Cela dit, y pensez-vous quand vous buttez sur un mot, une phrase, une formulation? Dans ce cas-ci aussi, je vous conseille de laisser votre traduction de côté quelques heures, voire quelques jours. L’inspiration viendra peut-être au moment où vous vous y attendrez le moins, sous la douche, pendant que vous cuisinez, « Eurêka » comme disait l’autre, vous pourrez alors sauter dans votre peignoir ou lâcher votre casserole (éteignez d’abord le feu) pour vous jeter sur votre ordinateur, le sourire aux lèvres et les doigts survolant votre clavier avec enthousiasme.
En fin de compte, le résultat sera bien plus naturel que si vous étiez resté bloqué devant votre écran des heures durant, en quête de THE solution. » 😎 (Marjorie Gouzée , traductrice)
Ne restez pas dans votre coin !
« Le traducteur a souvent la réputation de vivre reclus derrière son PC. Même si certains sont de nature plus introvertie que d’autres, nous n’en restons pas moins des êtres humains et donc des êtres sociaux.
Saisissez donc chaque occasion qui vous est donnée pour échanger avec vos pairs. Cela passe par des associations professionnelles (comme la Chambre belge des traducteurs et interprètes, etc.) qui ont en plus le mérite de défendre les intérêts du métier, des groupes de traducteurs sur Facebook (Translators in Belgium, etc.) ou encore d’autres réseaux sociaux (LinkedIn, Instagram, etc.).
Vous en tirerez un double bénéfice : non seulement, vous rencontrerez des collègues avec lesquels vous pourrez discuter, échanger, et à qui vous pourrez demander leur avis en cas de doute sur une traduction, mais vous pourrez également faire de chouettes rencontres, qui pourront peut-être déboucher sur de futures collaborations.

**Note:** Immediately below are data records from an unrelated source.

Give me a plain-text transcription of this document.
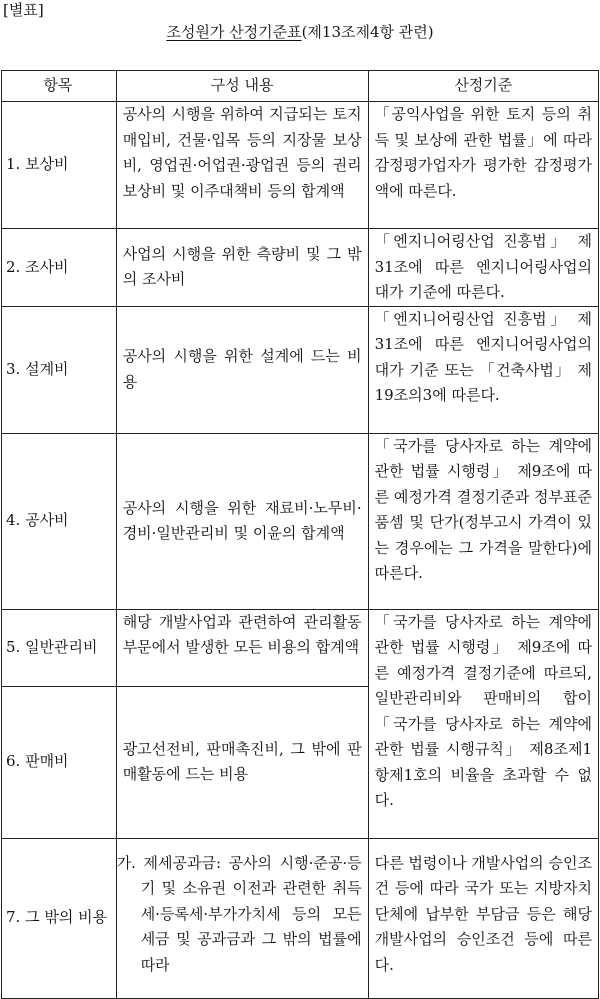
[별표]
조성원가 산정기준표(제13조제4항 관련)
항목	구성 내용	산정기준
1. 보상비	공사의 시행을 위하여 지급되는 토지매입비, 건물·입목 등의 지장물 보상비, 영업권·어업권·광업권 등의 권리보상비 및 이주대책비 등의 합계액	「공익사업을 위한 토지 등의 취득 및 보상에 관한 법률」에 따라 감정평가업자가 평가한 감정평가액에 따른다.
2. 조사비	사업의 시행을 위한 측량비 및 그 밖의 조사비	「엔지니어링산업 진흥법」 제31조에 따른 엔지니어링사업의 대가 기준에 따른다.
3. 설계비	공사의 시행을 위한 설계에 드는 비용	「엔지니어링산업 진흥법」 제31조에 따른 엔지니어링사업의 대가 기준 또는 「건축사법」 제19조의3에 따른다.
4. 공사비	공사의 시행을 위한 재료비·노무비·경비·일반관리비 및 이윤의 합계액	「국가를 당사자로 하는 계약에 관한 법률 시행령」 제9조에 따른 예정가격 결정기준과 정부표준품셈 및 단가(정부고시 가격이 있는 경우에는 그 가격을 말한다)에 따른다.
5. 일반관리비	해당 개발사업과 관련하여 관리활동부문에서 발생한 모든 비용의 합계액	「국가를 당사자로 하는 계약에 관한 법률 시행령」 제9조에 따른 예정가격 결정기준에 따르되, 일반관리비와 판매비의 합이 「국가를 당사자로 하는 계약에 관한 법률 시행규칙」 제8조제1항제1호의 비율을 초과할 수 없다.
6. 판매비	광고선전비, 판매촉진비, 그 밖에 판매활동에 드는 비용	
7. 그 밖의 비용	가. 제세공과금: 공사의 시행·준공·등기 및 소유권 이전과 관련한 취득세·등록세·부가가치세 등의 모든 세금 및 공과금과 그 밖의 법률에 따라	다른 법령이나 개발사업의 승인조건 등에 따라 국가 또는 지방자치단체에 납부한 부담금 등은 해당 개발사업의 승인조건 등에 따른다.
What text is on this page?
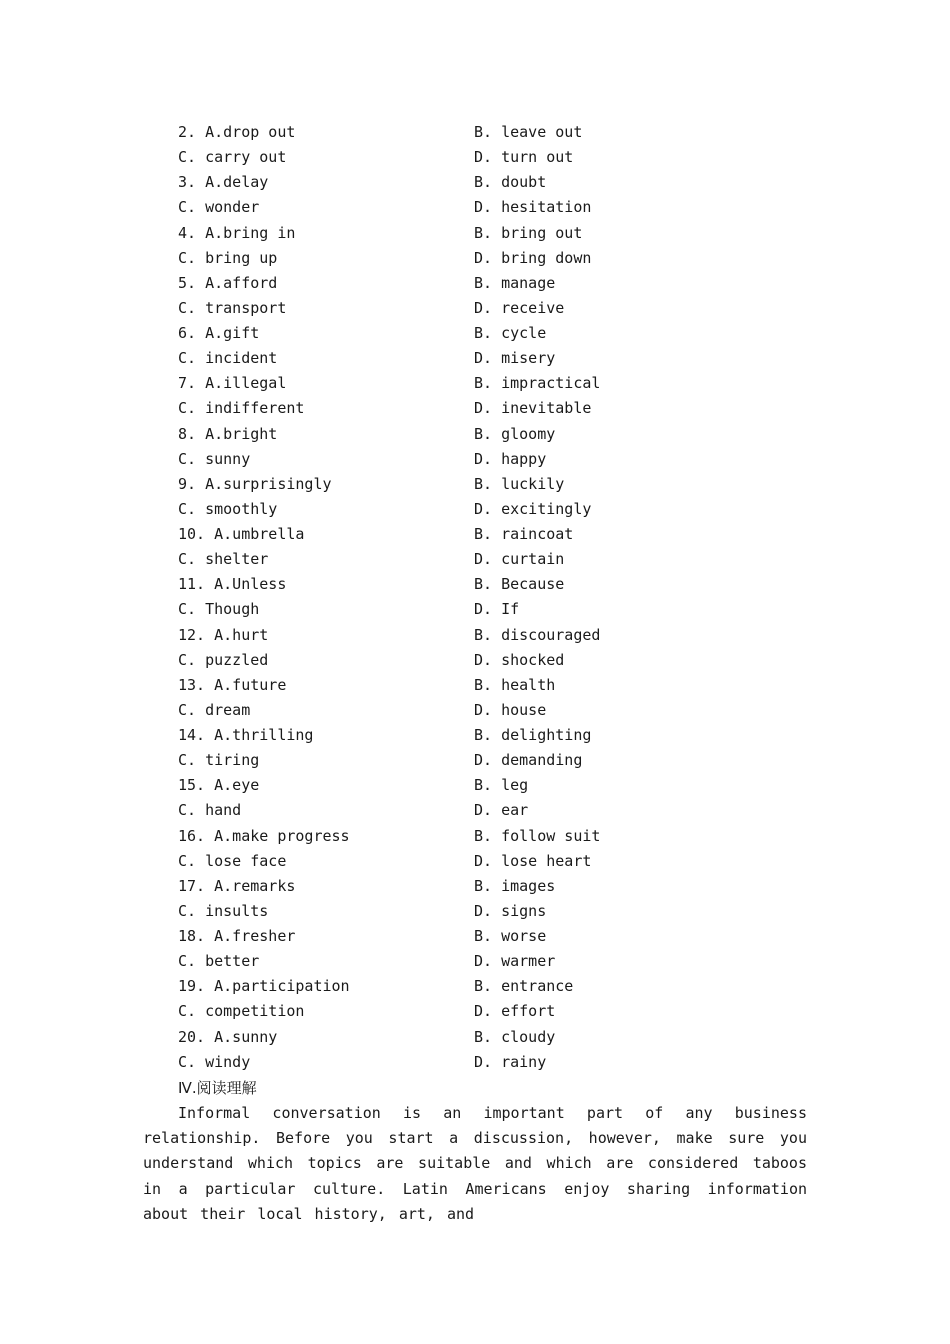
2. A.drop out	B. leave out
C. carry out	D. turn out
3. A.delay	B. doubt
C. wonder	D. hesitation
4. A.bring in	B. bring out
C. bring up	D. bring down
5. A.afford	B. manage
C. transport	D. receive
6. A.gift	B. cycle
C. incident	D. misery
7. A.illegal	B. impractical
C. indifferent	D. inevitable
8. A.bright	B. gloomy
C. sunny	D. happy
9. A.surprisingly	B. luckily
C. smoothly	D. excitingly
10. A.umbrella	B. raincoat
C. shelter	D. curtain
11. A.Unless	B. Because
C. Though	D. If
12. A.hurt	B. discouraged
C. puzzled	D. shocked
13. A.future	B. health
C. dream	D. house
14. A.thrilling	B. delighting
C. tiring	D. demanding
15. A.eye	B. leg
C. hand	D. ear
16. A.make progress	B. follow suit
C. lose face	D. lose heart
17. A.remarks	B. images
C. insults	D. signs
18. A.fresher	B. worse
C. better	D. warmer
19. A.participation	B. entrance
C. competition	D. effort
20. A.sunny	B. cloudy
C. windy	D. rainy
Ⅳ.阅读理解
Informal conversation is an important part of any business relationship. Before you start a discussion, however, make sure you understand which topics are suitable and which are considered taboos in a particular culture. Latin Americans enjoy sharing information about their local history, art, and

Nous vivons à une ère où les réseaux sociaux sont incontournables. Quoi qu’on en pense, ils restent des outils formidables pour vous aider à rencontrer des gens par-delà les frontières. Profitez-en pour étendre votre réseau et intégrer différents groupes. On sous-estime trop souvent le pouvoir du groupe mais c’est un fait : « seul on va plus vite, ensemble on va plus loin ».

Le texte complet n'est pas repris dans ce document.